As invading rockets first crossed Ukraine’s borders, the observatory chronicled jagged drops in internet connectivity in the blasted cities of Kyiv and Kharkiv.
Just one week into the onslaught, the port city of Mariupol, on the Sea of Azov, had all of its internet connections severed, Angus’s group discovered, just before Kremlin troops razed the entire enclave.
Ukraine’s massive Zaporizhzhia nuclear power plant was similarly trapped inside a Russian-assembled Iron Curtain, stripped of internet access, as Kremlin commandos occupied the outpost and cut it off from communicating with the outside world.
These days, Professor Angus told me, his observatory no longer reports the network connections that have been killed across Ukraine in real time because the Russian High Command could use that information to verify the accuracy and effectiveness of each missile fusillade in its war on the internet.
“We have adopted a policy of not publishing updates on the internet situation there,” he says, “unless a particular situation seems to demand it (e.g. see our analysis of the Zaporizhzhia power plant), since this could be used as military intelligence.”
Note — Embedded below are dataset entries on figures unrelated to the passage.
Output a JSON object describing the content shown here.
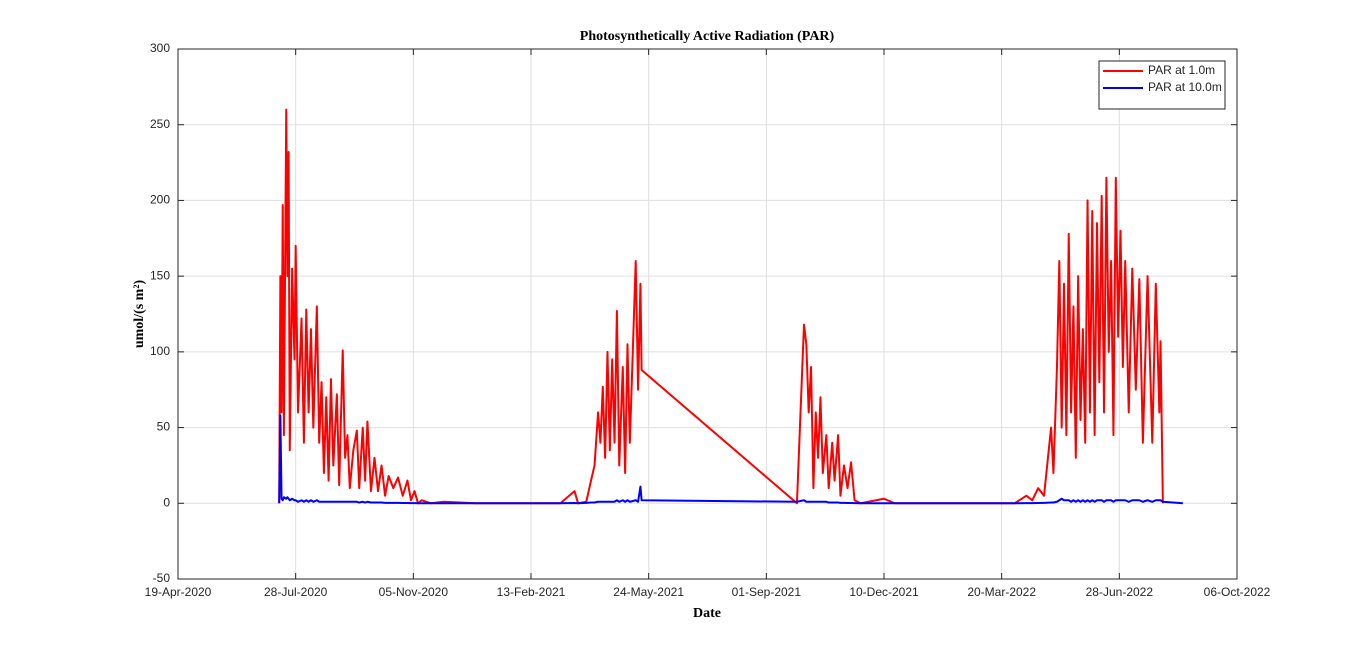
{
  "chart_data": {
    "type": "line",
    "title": "Photosynthetically Active Radiation (PAR)",
    "xlabel": "Date",
    "ylabel": "umol/(s m²)",
    "x": [
      "2020-07-14",
      "2020-07-15",
      "2020-07-16",
      "2020-07-17",
      "2020-07-18",
      "2020-07-20",
      "2020-07-21",
      "2020-07-22",
      "2020-07-23",
      "2020-07-25",
      "2020-07-27",
      "2020-07-28",
      "2020-07-30",
      "2020-08-02",
      "2020-08-04",
      "2020-08-06",
      "2020-08-08",
      "2020-08-10",
      "2020-08-12",
      "2020-08-15",
      "2020-08-17",
      "2020-08-19",
      "2020-08-21",
      "2020-08-23",
      "2020-08-25",
      "2020-08-27",
      "2020-08-29",
      "2020-09-01",
      "2020-09-03",
      "2020-09-06",
      "2020-09-08",
      "2020-09-10",
      "2020-09-12",
      "2020-09-15",
      "2020-09-18",
      "2020-09-20",
      "2020-09-23",
      "2020-09-25",
      "2020-09-27",
      "2020-09-30",
      "2020-10-03",
      "2020-10-06",
      "2020-10-09",
      "2020-10-12",
      "2020-10-15",
      "2020-10-19",
      "2020-10-23",
      "2020-10-27",
      "2020-10-31",
      "2020-11-03",
      "2020-11-06",
      "2020-11-09",
      "2020-11-12",
      "2020-11-20",
      "2020-12-01",
      "2020-12-28",
      "2021-03-10",
      "2021-03-22",
      "2021-03-25",
      "2021-04-01",
      "2021-04-05",
      "2021-04-08",
      "2021-04-11",
      "2021-04-13",
      "2021-04-15",
      "2021-04-17",
      "2021-04-19",
      "2021-04-21",
      "2021-04-23",
      "2021-04-25",
      "2021-04-27",
      "2021-04-29",
      "2021-05-02",
      "2021-05-04",
      "2021-05-06",
      "2021-05-08",
      "2021-05-13",
      "2021-05-15",
      "2021-05-17",
      "2021-05-18",
      "2021-09-27",
      "2021-10-03",
      "2021-10-05",
      "2021-10-07",
      "2021-10-09",
      "2021-10-11",
      "2021-10-13",
      "2021-10-15",
      "2021-10-17",
      "2021-10-19",
      "2021-10-22",
      "2021-10-24",
      "2021-10-27",
      "2021-10-29",
      "2021-11-01",
      "2021-11-03",
      "2021-11-06",
      "2021-11-09",
      "2021-11-12",
      "2021-11-15",
      "2021-11-20",
      "2021-12-10",
      "2021-12-19",
      "2022-03-31",
      "2022-04-10",
      "2022-04-15",
      "2022-04-20",
      "2022-04-25",
      "2022-05-01",
      "2022-05-03",
      "2022-05-06",
      "2022-05-08",
      "2022-05-10",
      "2022-05-12",
      "2022-05-14",
      "2022-05-16",
      "2022-05-18",
      "2022-05-20",
      "2022-05-22",
      "2022-05-24",
      "2022-05-26",
      "2022-05-28",
      "2022-05-30",
      "2022-06-01",
      "2022-06-03",
      "2022-06-05",
      "2022-06-07",
      "2022-06-09",
      "2022-06-11",
      "2022-06-13",
      "2022-06-15",
      "2022-06-17",
      "2022-06-19",
      "2022-06-21",
      "2022-06-23",
      "2022-06-25",
      "2022-06-27",
      "2022-06-29",
      "2022-07-01",
      "2022-07-03",
      "2022-07-06",
      "2022-07-09",
      "2022-07-12",
      "2022-07-15",
      "2022-07-18",
      "2022-07-22",
      "2022-07-26",
      "2022-07-29",
      "2022-08-01",
      "2022-08-02",
      "2022-08-04",
      "2022-08-21"
    ],
    "series": [
      {
        "name": "PAR at 1.0m",
        "color": "#ff0000",
        "values": [
          0,
          150,
          60,
          197,
          45,
          260,
          150,
          232,
          35,
          155,
          95,
          170,
          60,
          122,
          40,
          128,
          60,
          115,
          50,
          130,
          40,
          80,
          20,
          70,
          15,
          82,
          25,
          72,
          12,
          101,
          30,
          45,
          10,
          35,
          48,
          10,
          50,
          15,
          54,
          8,
          30,
          8,
          25,
          5,
          18,
          10,
          17,
          5,
          15,
          2,
          8,
          0,
          2,
          0,
          1,
          0,
          0,
          8,
          0,
          1,
          15,
          25,
          60,
          40,
          77,
          30,
          100,
          35,
          95,
          40,
          127,
          25,
          90,
          20,
          105,
          40,
          160,
          75,
          145,
          88,
          0,
          118,
          105,
          60,
          90,
          10,
          60,
          30,
          70,
          20,
          45,
          10,
          40,
          15,
          45,
          5,
          25,
          10,
          27,
          2,
          0,
          3,
          0,
          0,
          5,
          2,
          10,
          5,
          50,
          20,
          90,
          160,
          50,
          145,
          45,
          178,
          60,
          130,
          30,
          150,
          55,
          115,
          40,
          200,
          60,
          193,
          45,
          185,
          80,
          203,
          60,
          215,
          100,
          160,
          45,
          215,
          110,
          180,
          90,
          160,
          60,
          155,
          75,
          148,
          40,
          150,
          40,
          145,
          60,
          107,
          0,
          null
        ]
      },
      {
        "name": "PAR at 10.0m",
        "color": "#0000ff",
        "values": [
          0,
          58,
          3,
          2,
          4,
          3,
          4,
          3,
          2,
          3,
          2,
          2,
          1,
          2,
          1,
          2,
          1,
          2,
          1,
          2,
          1,
          1,
          1,
          1,
          1,
          1,
          1,
          1,
          1,
          1,
          1,
          1,
          1,
          1,
          1,
          0.5,
          1,
          0.5,
          1,
          0.5,
          0.5,
          0.5,
          0.5,
          0.3,
          0.3,
          0.3,
          0.3,
          0.2,
          0.2,
          0.1,
          0.1,
          0,
          0,
          0,
          0,
          0,
          0,
          0.2,
          0,
          0.3,
          0.5,
          0.5,
          1,
          1,
          1,
          1,
          1,
          1,
          1,
          1,
          2,
          1,
          2,
          1,
          2,
          1,
          2,
          1,
          11,
          2,
          1,
          2,
          1,
          1,
          1,
          1,
          1,
          1,
          1,
          1,
          1,
          0.5,
          0.5,
          0.5,
          0.5,
          0.3,
          0.3,
          0.2,
          0.2,
          0.1,
          0,
          0,
          0,
          0,
          0.1,
          0.1,
          0.2,
          0.3,
          0.5,
          0.5,
          1,
          2,
          3,
          2,
          2,
          2,
          1,
          2,
          1,
          2,
          1,
          2,
          1,
          2,
          1,
          2,
          1,
          2,
          2,
          2,
          1,
          2,
          2,
          2,
          1,
          2,
          2,
          2,
          2,
          2,
          1,
          2,
          2,
          2,
          1,
          2,
          1,
          2,
          2,
          2,
          1,
          0
        ]
      }
    ],
    "xlim": [
      "2020-04-19",
      "2022-10-06"
    ],
    "xticks": [
      {
        "value": "2020-04-19",
        "label": "19-Apr-2020"
      },
      {
        "value": "2020-07-28",
        "label": "28-Jul-2020"
      },
      {
        "value": "2020-11-05",
        "label": "05-Nov-2020"
      },
      {
        "value": "2021-02-13",
        "label": "13-Feb-2021"
      },
      {
        "value": "2021-05-24",
        "label": "24-May-2021"
      },
      {
        "value": "2021-09-01",
        "label": "01-Sep-2021"
      },
      {
        "value": "2021-12-10",
        "label": "10-Dec-2021"
      },
      {
        "value": "2022-03-20",
        "label": "20-Mar-2022"
      },
      {
        "value": "2022-06-28",
        "label": "28-Jun-2022"
      },
      {
        "value": "2022-10-06",
        "label": "06-Oct-2022"
      }
    ],
    "ylim": [
      -50,
      300
    ],
    "yticks": [
      -50,
      0,
      50,
      100,
      150,
      200,
      250,
      300
    ],
    "grid": true,
    "legend": "upper right"
  }
}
Russia’s battle strategy in destroying internet access across Ukraine in many ways resembles Adolph Hitler’s information warfare during World War II, when the Nazis declared that listening to foreign radio broadcasts could be punishable by death, even as the Führer flooded the airwaves with propaganda on his supreme role in creating a new world order.
Ukrainian university students, lawyers and human rights activists, Professor Angus says, are using the internet as a “liberation technology,” to chart their own heroic resistance and to film the war zone atrocities committed by the Russian invaders, from the mass execution of captured civilians to piloted drone assaults on priests and journalists.
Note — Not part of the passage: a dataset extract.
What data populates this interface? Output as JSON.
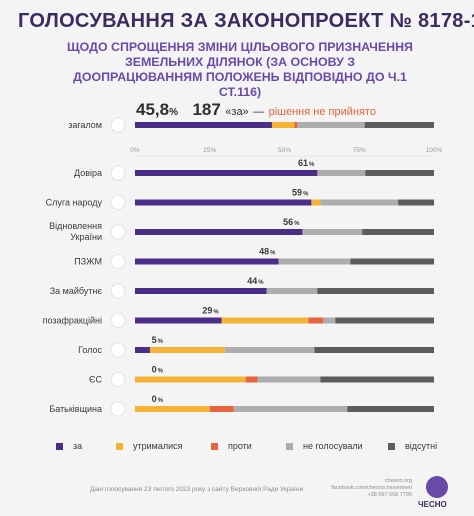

Citizen-created chronicles of the invasion, and of war crimes, have generated waves of support for Ukraine around the world, from legislative leaders across the leading Western democracies to the anonymous hacktivists who have joined Kyiv’s IT Army to fight the aggressors in the World Wide Web war.
Meanwhile, Professor Angus underscores the humanitarian mission of the IP Observatory and its co-leaders: “For some years we have been an internet data partner of the United Nations High Commissioner for Human Rights.”
He adds his group been channeling reports covering Ukraine’s bombarded internet facilities to the UN rights watchdog across the invasion.
Vladimir Putin’s attempt to force Kyiv into a restored Soviet Union has been accompanied by his takeover of major media across Russia, along with state-ordered blocks on Facebook, Twitter/X, Radio Free Europe and the BBC, likely to crown himself as the tsar of a renewed Soviet-style Department for Agitation and Propaganda.
Yet the missile strikes on Ukraine’s internet outposts might one day be added to the war crimes charges that have already been lodged against Putin in the International Criminal Court.
“Internet access is widely considered now to be a key human rights issue,” Professor Angus says. “Not only for the right to be online, but for the often grave human rights abuses that happen ‘under the cover of darkness’ when the internet is slowed or shut down by an authoritarian regime.”
“Documenting these shutdowns is critical in the ongoing effort to support accountability and justice.”
The chronicles the IP Observatory team provides, he says, can be “used by the UN to verify internet disturbances identified typically on the ground by UN workers and other channels across over 150 countries globally.”
“How they then act on that information,” he adds, always aims to support human rights globally.”
Even as the Kremlin escalates its strikes via expanding squadrons of Russian rockets and Iranian drones, “It has been a remarkable feature of the entire conflict to see the resilience of the internet” in Ukraine, Professor Angus says.
“There are likely several factors which contribute,” he adds, “but especially the incredible work of Ukrainian engineers on the ground — their ability to get damage to cabling and electricity etc. fixed is amazing, in very very difficult and dangerous situations.”
At the same time, the philanthropic missions being staged by SpaceX and Intelsat/SES to beam broadband connections to Ukraine’s embattle citizenry from their satellite constellations is another key factor in this resilience.
Internet from orbit “is certainly a very valuable asset to get a connection when existing infrastructure is blocked or damaged,” Angus says. “It can be incredibly helpful strategically, for both civilian and military applications.”